If your goal is model selection there are several tools available in R which attempt to automate this process. Read the documentation on dredge(...)
in the MuMIn
package.
# dredge: example of use
library(MuMIn)
df <- mtcars[,c("mpg","cyl","disp","hp","wt")] # subset of mtcars
full.model <- lm(mpg ~ cyl+disp+hp+wt,df) # model for predicting mpg
dredge(full.model)
# Global model call: lm(formula = mpg ~ cyl + disp + hp + wt, data = df)
# ---
# Model selection table
# (Intrc) cyl disp hp wt df logLik AICc delta weight
# 10 39.69 -1.5080 -3.191 4 -74.005 157.5 0.00 0.291
# 14 38.75 -0.9416 -0.01804 -3.167 5 -72.738 157.8 0.29 0.251
# 13 37.23 -0.03177 -3.878 4 -74.326 158.1 0.64 0.211
# 16 40.83 -1.2930 0.011600 -0.02054 -3.854 6 -72.169 159.7 2.21 0.096
# 12 41.11 -1.7850 0.007473 -3.636 5 -73.779 159.9 2.37 0.089
# 15 37.11 -0.000937 -0.03116 -3.801 5 -74.321 161.0 3.46 0.052
# 11 34.96 -0.017720 -3.351 4 -78.084 165.6 8.16 0.005
# 9 37.29 -5.344 3 -80.015 166.9 9.40 0.003
# 4 34.66 -1.5870 -0.020580 4 -79.573 168.6 11.14 0.001
# 7 30.74 -0.030350 -0.02484 4 -80.309 170.1 12.61 0.001
# 2 37.88 -2.8760 3 -81.653 170.2 12.67 0.001
# 8 34.18 -1.2270 -0.018840 -0.01468 5 -79.009 170.3 12.83 0.000
# 6 36.91 -2.2650 -0.01912 4 -80.781 171.0 13.55 0.000
# 3 29.60 -0.041220 3 -82.105 171.1 13.57 0.000
# 5 30.10 -0.06823 3 -87.619 182.1 24.60 0.000
# 1 20.09 2 -102.378 209.2 51.68 0.000
You should consider these tools to help you make intelligent decisions. Do not let the tool make the decision for you!!!

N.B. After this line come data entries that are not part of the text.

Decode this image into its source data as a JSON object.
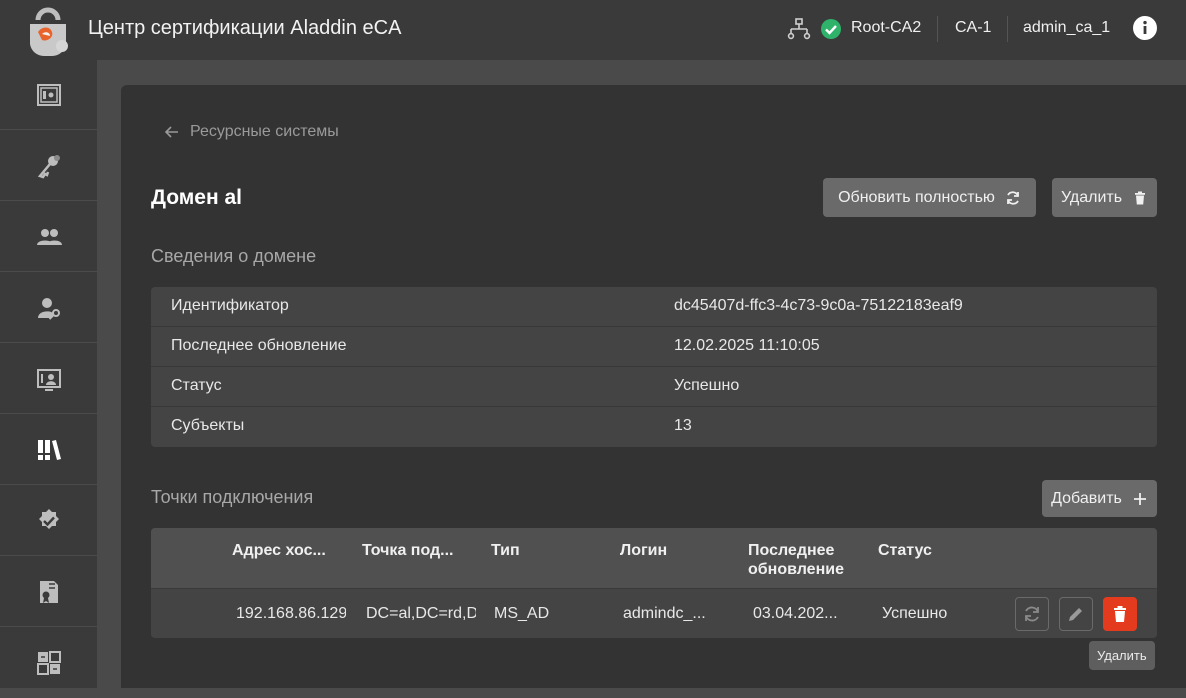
{
  "header": {
    "app_title": "Центр сертификации Aladdin eCA",
    "root_ca": "Root-CA2",
    "ca": "CA-1",
    "user": "admin_ca_1"
  },
  "sidebar": {
    "items": [
      {
        "icon": "safe-icon"
      },
      {
        "icon": "keys-icon"
      },
      {
        "icon": "users-icon"
      },
      {
        "icon": "user-key-icon"
      },
      {
        "icon": "user-card-icon"
      },
      {
        "icon": "library-icon"
      },
      {
        "icon": "badge-check-icon"
      },
      {
        "icon": "certificate-icon"
      },
      {
        "icon": "grid-icon"
      }
    ]
  },
  "breadcrumb": "Ресурсные системы",
  "page_title": "Домен al",
  "buttons": {
    "refresh_full": "Обновить полностью",
    "delete": "Удалить",
    "add": "Добавить"
  },
  "domain_info": {
    "title": "Сведения о домене",
    "rows": [
      {
        "key": "Идентификатор",
        "value": "dc45407d-ffc3-4c73-9c0a-75122183eaf9"
      },
      {
        "key": "Последнее обновление",
        "value": "12.02.2025 11:10:05"
      },
      {
        "key": "Статус",
        "value": "Успешно"
      },
      {
        "key": "Субъекты",
        "value": "13"
      }
    ]
  },
  "connections": {
    "title": "Точки подключения",
    "columns": [
      "Адрес хос...",
      "Точка под...",
      "Тип",
      "Логин",
      "Последнее обновление",
      "Статус"
    ],
    "rows": [
      {
        "address": "192.168.86.129",
        "point": "DC=al,DC=rd,DC",
        "type": "MS_AD",
        "login": "admindc_...",
        "updated": "03.04.202...",
        "status": "Успешно"
      }
    ]
  },
  "tooltip": "Удалить",
  "colors": {
    "success": "#2fb36b",
    "danger": "#e43b1e",
    "accent_logo": "#e8642c"
  }
}
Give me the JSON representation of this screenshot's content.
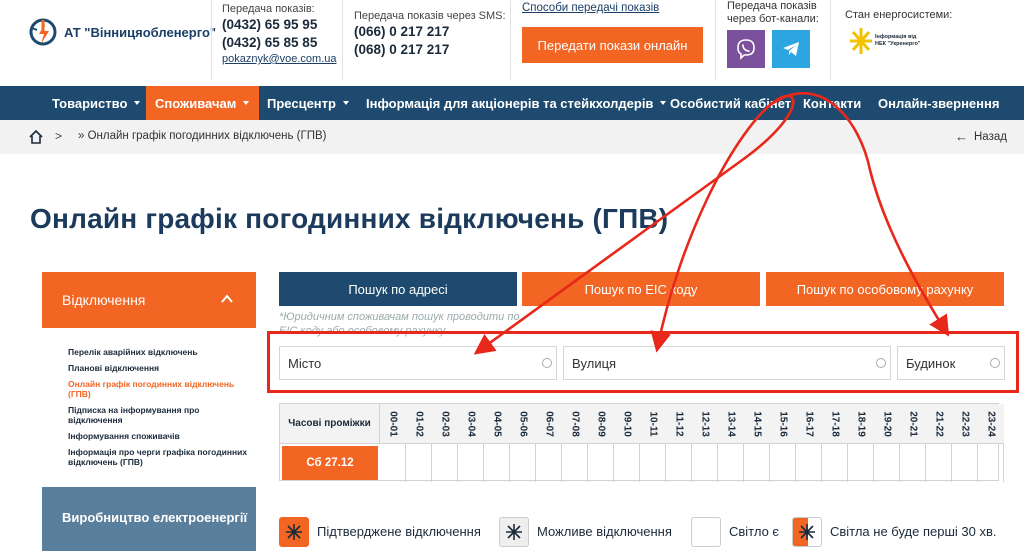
{
  "header": {
    "company_name": "АТ \"Вінницяобленерго\"",
    "phone_label": "Передача показів:",
    "phone_1": "(0432) 65 95 95",
    "phone_2": "(0432) 65 85 85",
    "email": "pokaznyk@voe.com.ua",
    "sms_label": "Передача показів через SMS:",
    "sms_1": "(066) 0 217 217",
    "sms_2": "(068) 0 217 217",
    "methods_link": "Способи передачі показів",
    "send_online_button": "Передати покази онлайн",
    "bot_label_1": "Передача показів",
    "bot_label_2": "через бот-канали:",
    "grid_status_label": "Стан енергосистеми:",
    "grid_logo_line_1": "Інформація від",
    "grid_logo_line_2": "НЕК \"Укренерго\"",
    "colors": {
      "orange": "#f26522",
      "navy": "#1d4a6e",
      "viber": "#7b519d",
      "telegram": "#2ca5e0"
    }
  },
  "nav": {
    "items": [
      {
        "label": "Товариство",
        "caret": true
      },
      {
        "label": "Споживачам",
        "caret": true,
        "active": true
      },
      {
        "label": "Пресцентр",
        "caret": true
      },
      {
        "label": "Інформація для акціонерів та стейкхолдерів",
        "caret": true
      },
      {
        "label": "Особистий кабінет",
        "caret": false
      },
      {
        "label": "Контакти",
        "caret": false
      },
      {
        "label": "Онлайн-звернення",
        "caret": false
      }
    ]
  },
  "breadcrumb": {
    "separator": ">",
    "current": "» Онлайн графік погодинних відключень (ГПВ)",
    "back_label": "Назад"
  },
  "page_title": "Онлайн графік погодинних відключень (ГПВ)",
  "sidebar": {
    "section_title": "Відключення",
    "links": [
      {
        "label": "Перелік аварійних відключень"
      },
      {
        "label": "Планові відключення"
      },
      {
        "label": "Онлайн графік погодинних відключень (ГПВ)",
        "active": true
      },
      {
        "label": "Підписка на інформування про відключення"
      },
      {
        "label": "Інформування споживачів"
      },
      {
        "label": "Інформація про черги графіка погодинних відключень (ГПВ)"
      }
    ],
    "next_section": "Виробництво електроенергії"
  },
  "search": {
    "tabs": [
      "Пошук по адресі",
      "Пошук по ЕІС коду",
      "Пошук по особовому рахунку"
    ],
    "note": "*Юридичним споживачам пошук проводити по ЕІС коду або особовому рахунку",
    "city_placeholder": "Місто",
    "street_placeholder": "Вулиця",
    "house_placeholder": "Будинок"
  },
  "schedule": {
    "header_label": "Часові проміжки",
    "day_label": "Сб 27.12",
    "hours": [
      "00-01",
      "01-02",
      "02-03",
      "03-04",
      "04-05",
      "05-06",
      "06-07",
      "07-08",
      "08-09",
      "09-10",
      "10-11",
      "11-12",
      "12-13",
      "13-14",
      "14-15",
      "15-16",
      "16-17",
      "17-18",
      "18-19",
      "19-20",
      "20-21",
      "21-22",
      "22-23",
      "23-24"
    ]
  },
  "legend": [
    {
      "label": "Підтверджене відключення",
      "icon": "confirmed-outage-icon"
    },
    {
      "label": "Можливе відключення",
      "icon": "possible-outage-icon"
    },
    {
      "label": "Світло є",
      "icon": "power-on-icon"
    },
    {
      "label": "Світла не буде перші 30 хв.",
      "icon": "half-hour-outage-icon"
    }
  ]
}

For example, in this case dredge(...)
suggests that the "best" model for predicting mpg
, based on the AICc criterion, includes cyl
and wt
. But note that AICc for this model is 157.7 whereas the second best model has an AICc of 157.8, so these are basically the same. In fact, the first 5 models in this list are not significantly different in their ability to predict mpg
. It does, however, narrow things down a bit. Among these 5, I would want to look at distribution of residuals (should be normal), trends in residuals (there should be none), and leverage (do some points have undue influence), before picking a "best" model.